Dört ayaklı Cumhur İttifakının ayaklarından biri olan Perinçek, HDP ziyaretinden cesaret alarak PKK'ya çağrı yaptı.Silah bırakın kucaklaşalım,dedi. Miroğlu, yeni bir çözüm süreci için HDP'ye bu fırsatı kaçırmayın telkininde bulundu. Görüşme, sözde başörtüsü ile ilgiliydi ama nedense gündeme bir anda yeni bir çözüm süreci getirildi. Aynı Perinçek Çin zulmü altında ezilen Uygur Türklerini terör örgütleri ile ilişkili göstermişti. PKK silah bırakırsa elbette buna kimse itiraz edemez.Ama ona gösterilen hoşgörü-hem de her gün şehitler gelirken- Uygur Türklerine gösterilmezse bu çağrının samimiyeti sorgulanır.

Herkes Bahçeli bu görüşmeye ne diyecek diye merakla bekliyor. Ne diyeceğini bilemem ama Bahçeli Apo'nun mektubunun AA'da okunmasına, Osman Öcalan'ın televizyona çıkarılmasına cevaz vermiş, hatta savunmuştu.Endişem şudur: Dünyada ülkeler için ağır sonuçlar doğuran çözüm süreçlerinin başarısı o ülke milliyetçilerinin sürece dahil edilmelerine bağlıdır.
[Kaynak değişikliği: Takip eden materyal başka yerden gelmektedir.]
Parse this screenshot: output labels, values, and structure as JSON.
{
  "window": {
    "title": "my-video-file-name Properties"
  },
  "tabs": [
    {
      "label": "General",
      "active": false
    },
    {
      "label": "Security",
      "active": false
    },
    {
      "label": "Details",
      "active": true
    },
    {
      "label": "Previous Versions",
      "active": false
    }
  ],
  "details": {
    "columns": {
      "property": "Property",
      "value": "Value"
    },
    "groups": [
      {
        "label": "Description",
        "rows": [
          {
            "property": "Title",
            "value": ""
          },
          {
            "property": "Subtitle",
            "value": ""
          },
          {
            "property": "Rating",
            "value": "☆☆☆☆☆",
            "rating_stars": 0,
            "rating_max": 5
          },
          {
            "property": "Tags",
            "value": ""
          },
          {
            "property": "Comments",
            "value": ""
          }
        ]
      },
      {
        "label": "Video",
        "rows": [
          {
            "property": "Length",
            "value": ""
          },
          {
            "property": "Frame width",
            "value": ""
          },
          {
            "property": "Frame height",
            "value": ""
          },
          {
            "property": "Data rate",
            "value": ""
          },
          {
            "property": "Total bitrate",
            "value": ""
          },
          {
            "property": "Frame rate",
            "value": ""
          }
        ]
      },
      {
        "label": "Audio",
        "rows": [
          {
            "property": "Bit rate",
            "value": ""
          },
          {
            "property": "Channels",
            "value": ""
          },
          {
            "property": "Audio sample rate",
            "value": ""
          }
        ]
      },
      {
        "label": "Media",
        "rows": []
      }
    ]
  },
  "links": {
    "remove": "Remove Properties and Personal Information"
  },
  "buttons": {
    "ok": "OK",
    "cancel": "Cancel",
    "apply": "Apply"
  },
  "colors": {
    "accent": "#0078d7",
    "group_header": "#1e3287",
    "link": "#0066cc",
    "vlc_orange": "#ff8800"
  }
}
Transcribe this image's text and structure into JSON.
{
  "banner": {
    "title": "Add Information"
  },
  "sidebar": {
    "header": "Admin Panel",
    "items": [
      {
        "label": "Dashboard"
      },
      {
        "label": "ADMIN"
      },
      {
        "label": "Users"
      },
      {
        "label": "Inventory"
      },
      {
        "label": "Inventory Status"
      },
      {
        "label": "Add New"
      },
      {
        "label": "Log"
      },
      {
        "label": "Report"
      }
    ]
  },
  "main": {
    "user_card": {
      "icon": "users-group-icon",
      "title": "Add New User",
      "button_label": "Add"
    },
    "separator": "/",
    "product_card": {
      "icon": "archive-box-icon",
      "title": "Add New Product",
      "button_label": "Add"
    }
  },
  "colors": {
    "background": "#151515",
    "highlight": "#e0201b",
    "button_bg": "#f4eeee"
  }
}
Türkiye'yi çözme sürecinden başka bir şey olmayan Çözüm süreci -milli unsurların- muhalefeti yüzünden başarıya ulaşamadı. Elbette tek sebep bu değil, ama milliyetçiler bu sürece katılmadıkları, direndikleri için süreç başarıya ulaşamadı.Bir güç milliyetçileri bu sürece dahil ederek yeni bir çözüm süreci deneyebilir.Aynı zeminde  yürütülen bir süreç Türkiye'yi bölünmeye götürür. Bakalım bu defa başörtüsü düzenlemesi diye başlattıkları sürecin altında ne çıkacak? Başörtüsü mü, yeni bir çözme süreci mi?